The paper identifies "two channels through which the large inflows of capital into the peripheral economies led to a gradual end to and abandonment of reforms":


  1. The first channel "is the relaxation of constraints affecting all agents. It has long been observed in the political economy literature that for growth-enhancing reforms to take place, things must get “sufficiently bad” (see Sachs and Warner, 1995, and Rodrik, 1996). And, as the development literature has emphasized, foreign aid loosens these constraints by allowing those interest groups whose constraints are loosened to oppose reforms for longer. As explained in section 2, Vamvakidis (2007) also finds that this mechanism operates when debt grows, rather than aid."
  2. "The second mechanism is more novel. It affects the ability and willingness of principals to extract signals from the realized variables in a bubble, where everything suggests all is well. A sequence of good realizations of observed outcomes leads principals to increase their priors of the agents’ quality. When all banks are delivering great profits, all managers look competent; when all countries are delivering the public goods demanded by voters, all governments look efficient (this mechanism applies both to real estate bubbles, as in Ireland and Spain, and to sovereign debt bubbles, as in Portugal and Greece). This information problem has negative consequences for selection and incentives. Bad agents are not fired: incompetent managers keep their jobs and inefficient governments are reelected. The lack of selection has particularly negative consequences after the crisis hits. Moreover, incentives worsen and agents provide less effort."


Combining the two channels: "Both of these mechanisms, the relaxation of constraints and the signal extraction problem, led to a reversal of reforms and a deterioration in the quality of governance in these countries. Somewhat counterintuitively, this observation implies that being able to finance oneself at low (or negative) real interest rates may have negative long-run consequences for growth."

There is little new here:

  • "Other economists have already pointed out that the financial cycle reduces future growth, simply because of the debt overhang (Reinhart and Rogoff, 2009; Bernanke, Gertler, and Gilchrist, 1999)." [Note: the R&R 2010 controversy does little to dispel the core argument of financial cycle transmission of adverse debt effects, as I am arguing in my forthcoming Village magazine column - stay tuned for later link posting on this blog];
  • "Also, researchers working on resource booms have suggested mechanisms that delay growth that apply here by analogy (a financial bubble is, in a way, a form of a resource boom).

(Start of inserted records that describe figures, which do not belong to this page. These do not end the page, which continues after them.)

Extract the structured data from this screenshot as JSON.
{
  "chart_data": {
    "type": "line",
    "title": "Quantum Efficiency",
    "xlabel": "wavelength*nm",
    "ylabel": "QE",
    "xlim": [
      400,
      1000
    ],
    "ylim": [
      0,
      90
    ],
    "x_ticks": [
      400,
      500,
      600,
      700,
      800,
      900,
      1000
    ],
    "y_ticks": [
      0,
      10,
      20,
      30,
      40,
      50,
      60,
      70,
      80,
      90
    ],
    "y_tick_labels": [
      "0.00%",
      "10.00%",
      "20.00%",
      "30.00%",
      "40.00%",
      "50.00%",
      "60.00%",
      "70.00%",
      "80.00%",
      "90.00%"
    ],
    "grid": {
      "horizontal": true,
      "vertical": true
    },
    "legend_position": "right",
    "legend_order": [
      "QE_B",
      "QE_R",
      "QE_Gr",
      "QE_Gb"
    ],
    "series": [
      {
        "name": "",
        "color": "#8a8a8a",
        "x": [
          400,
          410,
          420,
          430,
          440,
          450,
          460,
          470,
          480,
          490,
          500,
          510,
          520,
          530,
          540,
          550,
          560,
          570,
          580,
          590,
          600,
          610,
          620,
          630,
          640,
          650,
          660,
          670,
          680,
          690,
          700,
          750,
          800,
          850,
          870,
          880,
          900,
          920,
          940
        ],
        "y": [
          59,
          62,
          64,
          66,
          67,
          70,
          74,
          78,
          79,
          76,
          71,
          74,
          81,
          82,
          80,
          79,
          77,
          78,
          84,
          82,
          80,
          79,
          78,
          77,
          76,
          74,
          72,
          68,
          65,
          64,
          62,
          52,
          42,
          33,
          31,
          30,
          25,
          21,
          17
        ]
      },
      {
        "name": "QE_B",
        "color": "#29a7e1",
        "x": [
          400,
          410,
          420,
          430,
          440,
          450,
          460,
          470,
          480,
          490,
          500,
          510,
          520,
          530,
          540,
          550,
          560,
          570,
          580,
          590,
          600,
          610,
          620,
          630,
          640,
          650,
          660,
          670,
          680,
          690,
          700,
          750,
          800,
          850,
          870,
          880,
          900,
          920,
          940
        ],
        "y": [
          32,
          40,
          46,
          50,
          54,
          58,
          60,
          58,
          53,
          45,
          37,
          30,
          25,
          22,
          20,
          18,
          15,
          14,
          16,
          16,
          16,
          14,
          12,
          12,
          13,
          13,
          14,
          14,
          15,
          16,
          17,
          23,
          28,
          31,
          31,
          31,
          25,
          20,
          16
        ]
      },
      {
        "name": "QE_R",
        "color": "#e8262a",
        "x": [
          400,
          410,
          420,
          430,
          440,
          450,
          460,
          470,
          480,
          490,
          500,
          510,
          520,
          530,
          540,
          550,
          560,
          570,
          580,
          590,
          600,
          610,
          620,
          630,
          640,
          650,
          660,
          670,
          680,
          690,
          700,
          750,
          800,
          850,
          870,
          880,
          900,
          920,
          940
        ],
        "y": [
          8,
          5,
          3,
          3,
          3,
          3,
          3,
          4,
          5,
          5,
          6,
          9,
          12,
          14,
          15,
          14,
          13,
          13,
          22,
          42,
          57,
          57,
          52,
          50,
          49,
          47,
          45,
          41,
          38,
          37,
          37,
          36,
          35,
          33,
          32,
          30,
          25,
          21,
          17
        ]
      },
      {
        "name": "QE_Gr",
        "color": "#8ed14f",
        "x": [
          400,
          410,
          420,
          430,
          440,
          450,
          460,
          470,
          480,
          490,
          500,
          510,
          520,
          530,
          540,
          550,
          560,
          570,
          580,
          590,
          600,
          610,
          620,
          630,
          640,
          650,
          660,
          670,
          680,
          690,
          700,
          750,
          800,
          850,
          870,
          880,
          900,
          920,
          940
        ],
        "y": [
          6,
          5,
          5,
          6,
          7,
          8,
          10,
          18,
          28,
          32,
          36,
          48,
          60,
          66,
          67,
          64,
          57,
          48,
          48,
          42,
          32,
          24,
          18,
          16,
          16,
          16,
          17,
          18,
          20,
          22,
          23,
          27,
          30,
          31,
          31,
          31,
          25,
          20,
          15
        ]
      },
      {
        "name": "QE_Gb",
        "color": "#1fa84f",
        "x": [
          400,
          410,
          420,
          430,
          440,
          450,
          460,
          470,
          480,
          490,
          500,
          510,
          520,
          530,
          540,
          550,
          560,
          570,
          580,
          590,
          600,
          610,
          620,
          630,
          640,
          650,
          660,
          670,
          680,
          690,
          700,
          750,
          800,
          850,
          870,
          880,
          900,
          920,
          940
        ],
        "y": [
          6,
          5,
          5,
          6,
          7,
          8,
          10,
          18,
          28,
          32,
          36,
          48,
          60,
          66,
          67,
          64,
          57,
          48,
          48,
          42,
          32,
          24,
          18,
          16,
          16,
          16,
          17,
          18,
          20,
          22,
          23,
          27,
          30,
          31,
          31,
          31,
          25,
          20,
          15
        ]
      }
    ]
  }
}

Grand, ill-conceived government programs involve lasting commitments that lead to higher taxes in the long run."
  • "Also, the “Dutch disease” suffered most clearly by Ireland and Spain (with land playing the role of a natural resource here) spreads, whereby human and physical capital moves from the export-oriented sector toward real estate and the government sector. But in our view, the reform reversal and institutional deterioration suffered by these countries are likely to have the largest negative consequences for growth."
  • The idea also relates to Rajan (2011), "who links the real estate bubble in the U.S. with an attempt by politicians to shore up the fortunes of a dwindling middle class." 


The authors "emphasize, instead, that in Europe the real estate boom interacted with the political-economic coalition that blocked reforms, allowing large policy errors to remain uncorrected and institutions to deteriorate."

Thus, if Germany did 'cause' the crisis in the euro periphery, it is solely by not enforcing the discipline required within a common currency area - too little stick too much carrots from Berlin was the problem, not too little imports of peripheral products into the core.